Car creativity truly has no bounds. With the amount of weird, wacky, and just bad cars that get listed on online marketplaces, you can always come across something unexpected in even the most cursory of searches. For today’s case in point, someone was bored (inspired?) enough to build a 2010 Dodge Grand Caravan with a huge turbo sticking out of the hood.
The seller, Josh Sprung, claims to have built the van in just five days and chronicled his brief build process on his personal TikTok. Sprung says that he spent a maximum of three to four hours per day installing a turbocharger from a Mack truck onto the 3.3-liter V6 of the Grand Caravan, which is currently listed for sale on Facebook Marketplace for 3,500 CAD ($2,600). Even with the claimed speedrun-worthy build time, it has a complete list of supporting parts and some truly shadetree-level engineering.

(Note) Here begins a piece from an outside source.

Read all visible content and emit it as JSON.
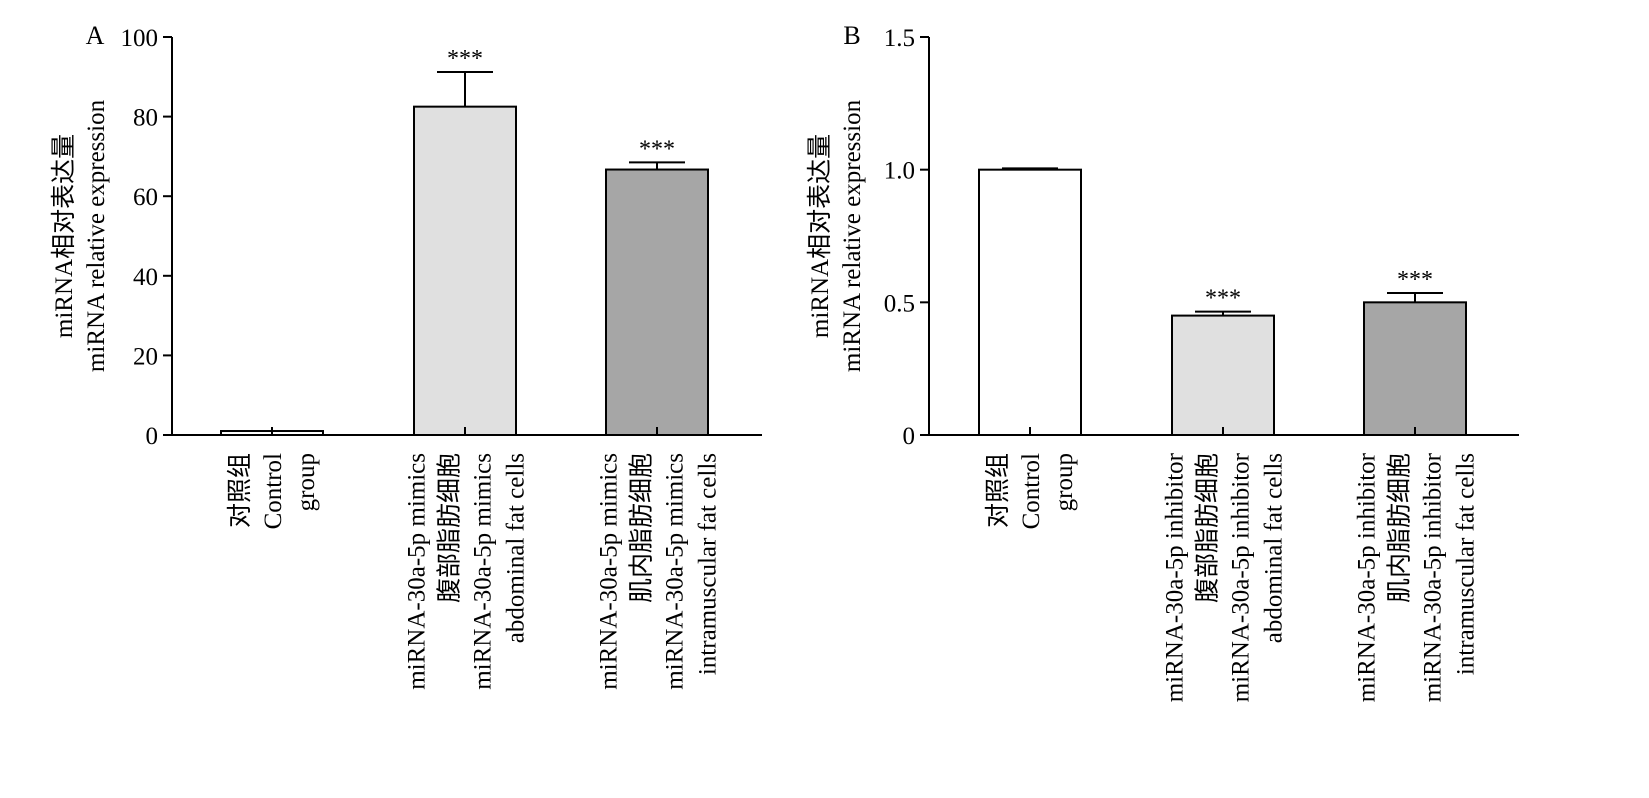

Installing a turbo is a much harder task than folks give it credit for, and the two most difficult parts are plumbing and supporting the turbocharger. It’s often easy to find a cheap manifold to mount the turbo, but supplying it with oil might take creative machining work if there’s no suitable oil pressure feed and oil return feed. What Sprung did was mount a plastic tank behind the front bumper with some AN lines and an inline liquid pump to feed the turbo with oil, separate from the rest of the system. In principle, it technically works. But without an inline cooler and that cheap-looking tank, I suspect that heat failure may be in its future.
The rest of the turbo is supported with a custom exhaust manifold, a Tial external wastegate with screamer pipe, an adjustable blow-off valve, a manual boost controller, larger fuel injectors, a small air-to-air intercooler held on by zip ties, and a short exhaust that dumps right out of the turbo. There’s no mention of any engine management, so it’s likely running off of a combination of the manual boost controller and some luck. The turbo is positively huge, and is probably oversized for the 3.3 liters of displacement.
Truthfully, what you’re buying for the $2,600 asking price is a lowered, rusty Grand Caravan with a nice hood ornament. But if having a wild minivan floats your boat–and you live in Ontario, Canada–look no further.